Von Michaela Grüdl-Keil

Rot wie Blut war ihr Kleid, schwarz wie Ebenholz ihr Haar und weiß war der Schnee, in dem sie rauchend vor dem Hotel stand.

Später sah ich sie in der Bar wieder.  Dort saß sie scheinbar alleine an der Theke, ein Glas Sekt in der Hand. Sie hatte die Beine übereinander geschlagen und kurz überlegte ich, ob dieses winzige Stück Stoff den Begriff “Kleid“ überhaupt verdient hatte.

Ich suchte mir einen Platz in der Nähe. Nicht, um mit ihr in Kontakt zu treten, sondern um sie in Ruhe unbemerkt beobachten zu können. Sie wirkte auf mich wie ein Kunstwerk, das sich selbst erschaffen hat. Mit der sicheren Hand eines Künstlers, dem es zwar an Begabung, aber nicht an Begeisterung für seine Arbeit fehlte. Irgendetwas war an ihr, das billig wirkte.

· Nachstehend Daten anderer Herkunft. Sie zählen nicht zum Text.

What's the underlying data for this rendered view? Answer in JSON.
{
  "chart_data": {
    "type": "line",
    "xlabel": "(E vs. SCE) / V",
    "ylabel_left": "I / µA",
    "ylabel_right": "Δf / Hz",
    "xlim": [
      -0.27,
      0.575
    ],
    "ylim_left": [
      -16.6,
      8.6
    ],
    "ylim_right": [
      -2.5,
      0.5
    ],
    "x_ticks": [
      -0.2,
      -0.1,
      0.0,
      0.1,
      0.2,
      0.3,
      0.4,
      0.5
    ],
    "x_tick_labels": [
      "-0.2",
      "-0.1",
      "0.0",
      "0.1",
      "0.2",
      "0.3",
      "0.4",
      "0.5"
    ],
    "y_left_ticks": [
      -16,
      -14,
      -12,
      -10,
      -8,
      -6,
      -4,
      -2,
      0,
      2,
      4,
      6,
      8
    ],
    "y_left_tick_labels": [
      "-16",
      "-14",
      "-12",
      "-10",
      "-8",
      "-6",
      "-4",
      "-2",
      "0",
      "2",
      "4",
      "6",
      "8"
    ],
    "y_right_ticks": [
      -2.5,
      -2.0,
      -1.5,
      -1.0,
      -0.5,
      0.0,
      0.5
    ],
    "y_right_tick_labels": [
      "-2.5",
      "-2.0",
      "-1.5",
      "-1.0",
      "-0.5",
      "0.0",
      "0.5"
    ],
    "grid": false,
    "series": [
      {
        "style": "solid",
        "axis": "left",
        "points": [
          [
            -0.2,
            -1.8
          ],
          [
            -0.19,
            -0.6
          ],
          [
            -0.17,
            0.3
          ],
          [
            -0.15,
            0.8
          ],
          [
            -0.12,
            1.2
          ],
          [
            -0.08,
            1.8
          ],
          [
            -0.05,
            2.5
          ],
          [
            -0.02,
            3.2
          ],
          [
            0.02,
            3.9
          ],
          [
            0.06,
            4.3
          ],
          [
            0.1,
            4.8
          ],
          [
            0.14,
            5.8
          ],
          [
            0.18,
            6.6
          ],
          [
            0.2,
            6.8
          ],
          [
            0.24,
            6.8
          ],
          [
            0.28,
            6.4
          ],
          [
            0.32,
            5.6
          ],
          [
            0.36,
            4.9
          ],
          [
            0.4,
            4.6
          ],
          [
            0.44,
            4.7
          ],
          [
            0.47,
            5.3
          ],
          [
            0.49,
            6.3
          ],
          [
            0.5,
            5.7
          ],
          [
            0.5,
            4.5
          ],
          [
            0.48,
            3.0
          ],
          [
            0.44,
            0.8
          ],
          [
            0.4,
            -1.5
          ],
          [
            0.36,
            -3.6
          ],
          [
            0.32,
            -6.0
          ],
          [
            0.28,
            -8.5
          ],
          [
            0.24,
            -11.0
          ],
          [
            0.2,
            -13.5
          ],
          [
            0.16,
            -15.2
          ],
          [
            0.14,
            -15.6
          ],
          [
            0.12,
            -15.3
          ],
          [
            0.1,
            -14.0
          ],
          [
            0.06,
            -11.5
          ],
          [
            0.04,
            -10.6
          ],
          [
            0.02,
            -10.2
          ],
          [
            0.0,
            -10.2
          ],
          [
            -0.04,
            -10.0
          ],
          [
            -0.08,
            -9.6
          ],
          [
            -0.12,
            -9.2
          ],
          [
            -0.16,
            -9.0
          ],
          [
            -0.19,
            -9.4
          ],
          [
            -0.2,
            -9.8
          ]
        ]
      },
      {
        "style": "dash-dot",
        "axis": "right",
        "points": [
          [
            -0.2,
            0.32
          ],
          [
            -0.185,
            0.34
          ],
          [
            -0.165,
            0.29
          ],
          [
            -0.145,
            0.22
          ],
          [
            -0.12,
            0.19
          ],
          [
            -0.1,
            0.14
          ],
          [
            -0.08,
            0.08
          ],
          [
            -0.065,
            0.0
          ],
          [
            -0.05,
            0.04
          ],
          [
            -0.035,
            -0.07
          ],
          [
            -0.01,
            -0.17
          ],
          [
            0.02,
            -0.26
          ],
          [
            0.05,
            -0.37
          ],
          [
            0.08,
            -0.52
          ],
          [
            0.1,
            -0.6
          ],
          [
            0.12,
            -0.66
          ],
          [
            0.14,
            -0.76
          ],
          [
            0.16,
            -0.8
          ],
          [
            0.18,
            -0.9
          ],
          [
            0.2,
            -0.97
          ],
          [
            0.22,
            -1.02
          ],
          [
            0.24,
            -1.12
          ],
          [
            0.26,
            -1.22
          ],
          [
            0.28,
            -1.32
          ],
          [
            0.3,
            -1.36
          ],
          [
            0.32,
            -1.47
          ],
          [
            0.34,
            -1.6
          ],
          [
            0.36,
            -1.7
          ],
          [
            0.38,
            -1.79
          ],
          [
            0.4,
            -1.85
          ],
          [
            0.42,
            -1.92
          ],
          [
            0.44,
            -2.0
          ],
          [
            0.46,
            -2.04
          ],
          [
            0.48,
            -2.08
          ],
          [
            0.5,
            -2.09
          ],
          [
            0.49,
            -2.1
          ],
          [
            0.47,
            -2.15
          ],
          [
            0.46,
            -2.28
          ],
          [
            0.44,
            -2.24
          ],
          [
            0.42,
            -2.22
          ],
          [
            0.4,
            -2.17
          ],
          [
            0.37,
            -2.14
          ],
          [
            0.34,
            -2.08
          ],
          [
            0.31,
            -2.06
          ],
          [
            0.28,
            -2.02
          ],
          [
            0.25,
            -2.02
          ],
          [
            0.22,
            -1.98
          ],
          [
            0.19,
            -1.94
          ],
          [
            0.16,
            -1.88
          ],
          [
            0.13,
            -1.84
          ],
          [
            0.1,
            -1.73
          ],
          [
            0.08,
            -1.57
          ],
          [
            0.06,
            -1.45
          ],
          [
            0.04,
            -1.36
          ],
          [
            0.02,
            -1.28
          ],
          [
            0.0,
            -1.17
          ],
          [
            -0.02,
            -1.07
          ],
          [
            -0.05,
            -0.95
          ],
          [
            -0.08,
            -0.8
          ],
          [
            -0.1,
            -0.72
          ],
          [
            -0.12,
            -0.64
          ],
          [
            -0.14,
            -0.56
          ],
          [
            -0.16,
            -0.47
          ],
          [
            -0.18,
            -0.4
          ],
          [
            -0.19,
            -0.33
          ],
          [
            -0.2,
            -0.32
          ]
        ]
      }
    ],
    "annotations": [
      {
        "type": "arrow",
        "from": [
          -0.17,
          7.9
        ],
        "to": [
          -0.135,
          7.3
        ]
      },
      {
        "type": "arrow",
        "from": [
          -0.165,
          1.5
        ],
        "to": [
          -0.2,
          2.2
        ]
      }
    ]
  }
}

Es war nicht nur mein Blick, den sie auf sich zog. Die der Männer waren eher verunsichert, zweifelnd, ob des eindeutigen Angebots. Die Blicke der Frauen dagegen sprachen Bände.  Manch eine von ihnen hätten ihr sicher gerne einen vergifteten Apfel in den Rachen gestopft. Schneewittchen hingegen wirkte kühl und unbeeindruckt. Ab und an ließ sie ihren Blick taxierend durch die Hotelbar schweifen, aber er verweilte stets nur auf ihrem Sektglas. Immer wieder fuhr sie sich mit der Hand durch ihr schwarzes Haar, das ihr (fast) perfektes aber emotionsloses Gesicht umrahmte.

Nach dem dritten Glas Sekt gab es einen kurzen Disput mit einem der Kellner. Als sie ihm beschwichtigend ihre Hand auf den Arm legen wollte, schritt der Oberkellner ein. Ein Mann in den besten Jahren, gewohnt mit schwierigen Gästen umzugehen und für diese Art weiblicher Reize scheinbar unempfänglich. Sie zahlte eher widerwillig und verließ ihre Bühne. Beim Hinausgehen streifte sie wie unabsichtlich meine Schulter. Die Gespräche, die kurz verstummt waren, wurden wieder aufgenommen. Vor allem die Frauen waren es, deren gedämpfte aber vor allem aufgeregte Stimmen ich vernehmen konnte.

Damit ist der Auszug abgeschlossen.